Looks are closer to 1938 than 1999 model
Bolted to the engine is the latest version of VW/Audi’s highly regarded DSG or Direct Shift Gearbox, now with 7 speeds. It’s a clever transmission with two dry clutches, two input and output shafts and more electronics than you can shake a stick at. Other than a desire to hold onto the short first gear a bit too long on getaway and too many ratios – you really don’t need more than six – it’s a very nice box and does what you want when you want almost all of the time.
There are no flappy paddles to override the automatic cog swapping but you can stick it in manual or Tiptronic mode and nudge the gear selector back and forth to change up and down, which is a pleasingly rewarding way to drive.
Alloys are made to look like steel
The cabin design has a lot in common with the minimalist VW Up due to the abundant use of colour-coded metal and plastic.
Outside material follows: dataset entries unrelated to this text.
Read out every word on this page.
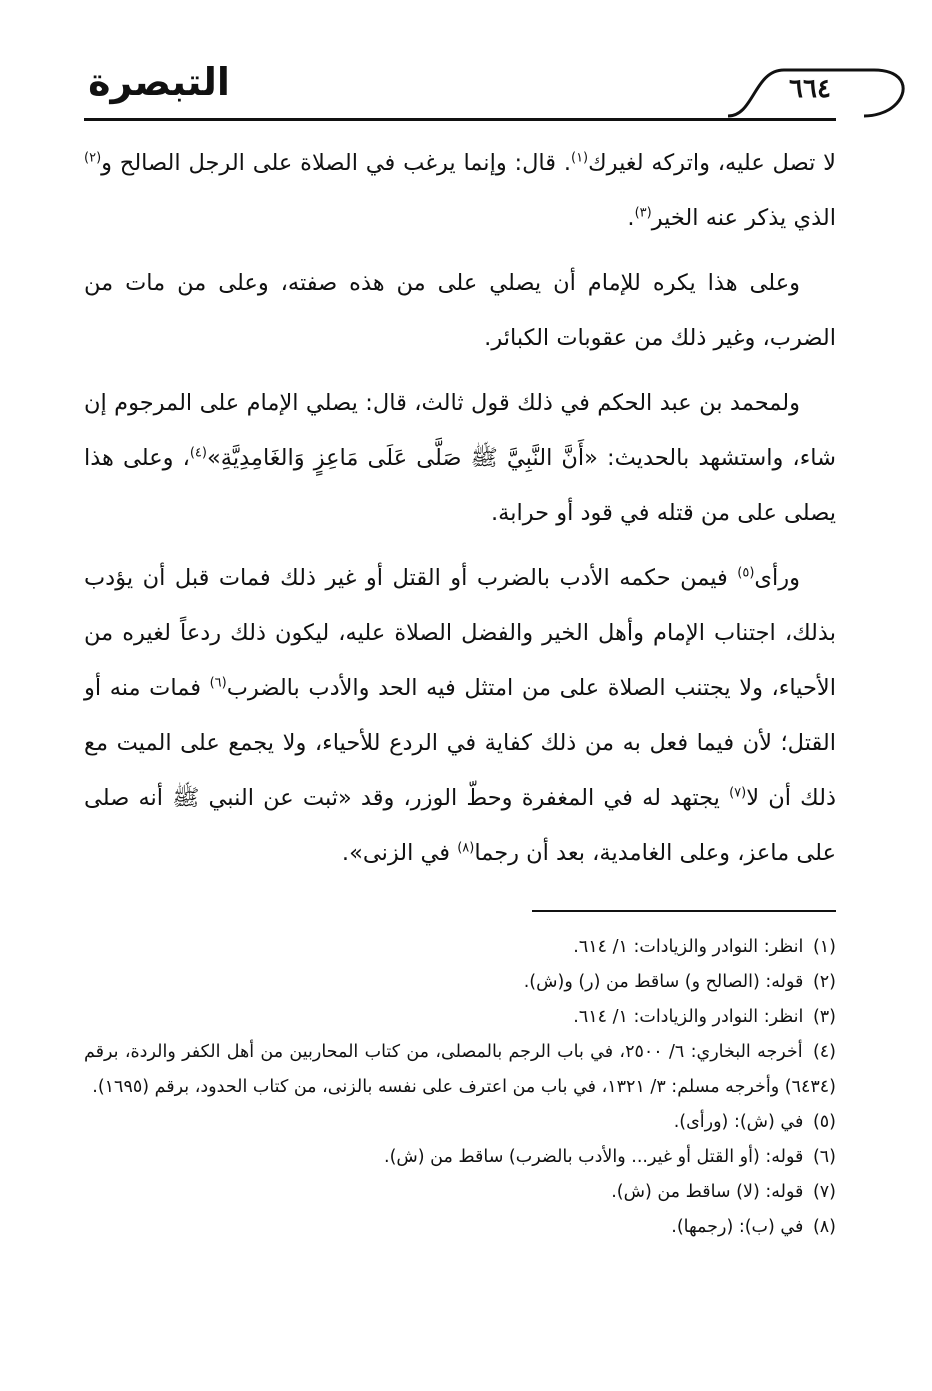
التبصرة	٦٦٤

لا تصل عليه، واتركه لغيرك$^{(١)}$. قال: وإنما يرغب في الصلاة على الرجل الصالح و$^{(٢)}$ الذي يذكر عنه الخير$^{(٣)}$.

وعلى هذا يكره للإمام أن يصلي على من هذه صفته، وعلى من مات من الضرب، وغير ذلك من عقوبات الكبائر.

ولمحمد بن عبد الحكم في ذلك قول ثالث، قال: يصلي الإمام على المرجوم إن شاء، واستشهد بالحديث: «أَنَّ النَّبِيَّ ﷺ صَلَّى عَلَى مَاعِزٍ وَالغَامِدِيَّةِ»$^{(٤)}$، وعلى هذا يصلى على من قتله في قود أو حرابة.

ورأى$^{(٥)}$ فيمن حكمه الأدب بالضرب أو القتل أو غير ذلك فمات قبل أن يؤدب بذلك، اجتناب الإمام وأهل الخير والفضل الصلاة عليه، ليكون ذلك ردعاً لغيره من الأحياء، ولا يجتنب الصلاة على من امتثل فيه الحد والأدب بالضرب$^{(٦)}$ فمات منه أو القتل؛ لأن فيما فعل به من ذلك كفاية في الردع للأحياء، ولا يجمع على الميت مع ذلك أن لا$^{(٧)}$ يجتهد له في المغفرة وحطّ الوزر، وقد «ثبت عن النبي ﷺ أنه صلى على ماعز، وعلى الغامدية، بعد أن رجما$^{(٨)}$ في الزنى».

(١) انظر: النوادر والزيادات: ١/ ٦١٤.
(٢) قوله: (الصالح و) ساقط من (ر) و(ش).
(٣) انظر: النوادر والزيادات: ١/ ٦١٤.
(٤) أخرجه البخاري: ٦/ ٢٥٠٠، في باب الرجم بالمصلى، من كتاب المحاربين من أهل الكفر والردة، برقم (٦٤٣٤) وأخرجه مسلم: ٣/ ١٣٢١، في باب من اعترف على نفسه بالزنى، من كتاب الحدود، برقم (١٦٩٥).
(٥) في (ش): (ورأى).
(٦) قوله: (أو القتل أو غير... والأدب بالضرب) ساقط من (ش).
(٧) قوله: (لا) ساقط من (ش).
(٨) في (ب): (رجمها).
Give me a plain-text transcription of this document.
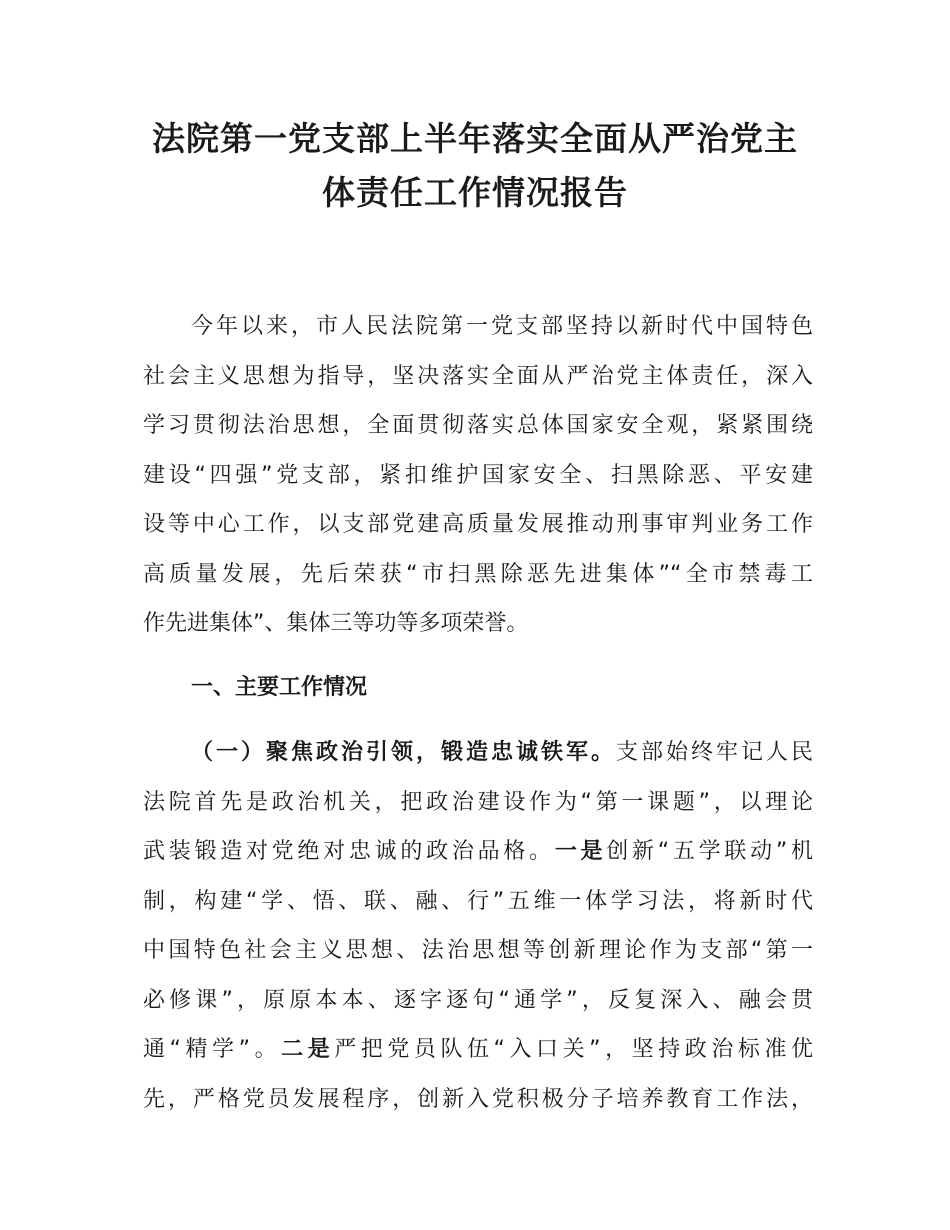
法院第一党支部上半年落实全面从严治党主
体责任工作情况报告
今年以来，市人民法院第一党支部坚持以新时代中国特色
社会主义思想为指导，坚决落实全面从严治党主体责任，深入
学习贯彻法治思想，全面贯彻落实总体国家安全观，紧紧围绕
建设“四强”党支部，紧扣维护国家安全、扫黑除恶、平安建
设等中心工作，以支部党建高质量发展推动刑事审判业务工作
高质量发展，先后荣获“市扫黑除恶先进集体”“全市禁毒工
作先进集体”、集体三等功等多项荣誉。
一、主要工作情况
（一）聚焦政治引领，锻造忠诚铁军。支部始终牢记人民
法院首先是政治机关，把政治建设作为“第一课题”，以理论
武装锻造对党绝对忠诚的政治品格。一是创新“五学联动”机
制，构建“学、悟、联、融、行”五维一体学习法，将新时代
中国特色社会主义思想、法治思想等创新理论作为支部“第一
必修课”，原原本本、逐字逐句“通学”，反复深入、融会贯
通“精学”。二是严把党员队伍“入口关”，坚持政治标准优
先，严格党员发展程序，创新入党积极分子培养教育工作法，
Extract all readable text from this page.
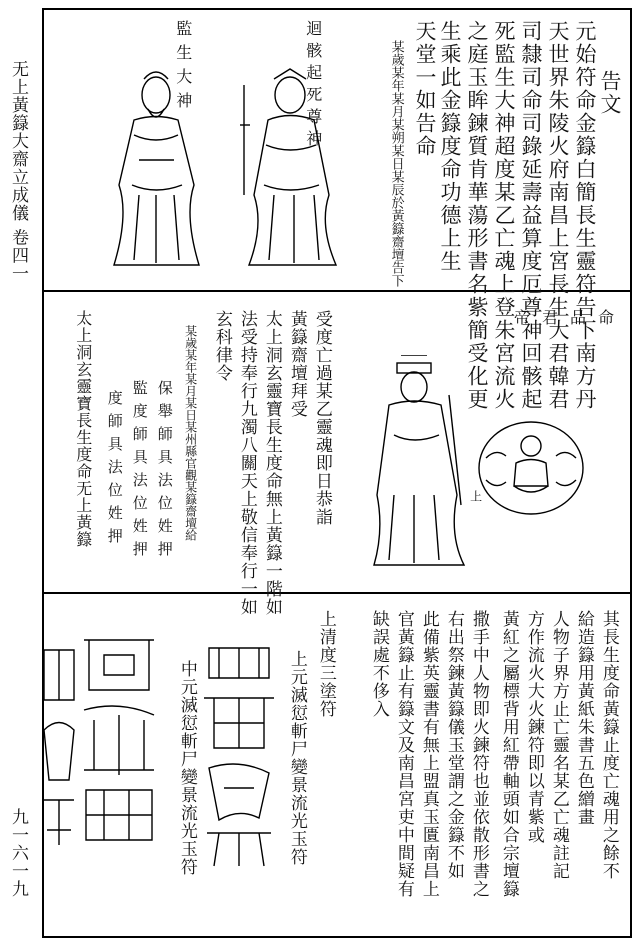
无上黃籙大齋立成儀 卷四一
九一六一九
告文
元始符命金籙白簡長生靈符告下南方丹
天世界朱陵火府南昌上宮長生大君韓君
司隸司命司錄延壽益算度厄尊神回骸起
死監生大神超度某乙亡魂上登朱宮流火
之庭玉眸鍊質肯華蕩形書名紫簡受化更
生乘此金籙度命功德上生
天堂一如告命
某歲某年某月某朔某日某辰於黃籙齋壇告下
迴骸起死尊神
監生大神
受度亡過某乙靈魂即日恭詣
黃籙齋壇拜受
太上洞玄靈寶長生度命無上黃籙一階如
法受持奉行九濁八關天上敬信奉行一如
玄科律令
某歲某年某月某日某州縣官觀某籙齋壇給
保舉師具法位姓押
監度師具法位姓押
度師具法位姓押
太上洞玄靈寶長生度命无上黃籙	帝君品命
上
其長生度命黃籙止度亡魂用之餘不
給造籙用黃紙朱書五色繒畫
人物子界方止亡靈名某乙亡魂註記
方作流火大火鍊符即以青紫或
黃紅之屬標背用紅帶軸頭如合宗壇籙
撒手中人物即火鍊符也並依散形書之
右出祭鍊黃籙儀玉堂謂之金籙不如
此備紫英靈書有無上盟真玉匱南昌上
官黃籙止有籙文及南昌宮吏中間疑有
缺誤處不侈入
上清度三塗符
上元滅愆斬尸變景流光玉符
中元滅愆斬尸變景流光玉符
Borrowing from a cheaper model is a risk but it’s paid off. The Up is one of the most pleasant cars I’ve sat in recently – the eight grand price tag notwithstanding – so I have no complaints about encountering a similar design ethos in the Beetle.
Considering the shape of the rear metalwork, it’s a surprisingly spacious car. Yes, the headroom is at a bit of a premium when sat in the back but I managed to get all 5’10” of me behind a 5’7” driver without any excessive contortion or discomfort. The boot’s not a bad size either.
Parking sensors - a must-have option
I’ve heard more than one motoring hack opine that the Beetle’s ride is too firm but that’s stuff and nonsense. In my opinion, VW has struck a near ideal compromise between handling and comfort, with even pretty vast potholes not causing too much of a disturbance. In all circumstance, the Beetle handles very well and can be hustled down twisty roads with gay abandon.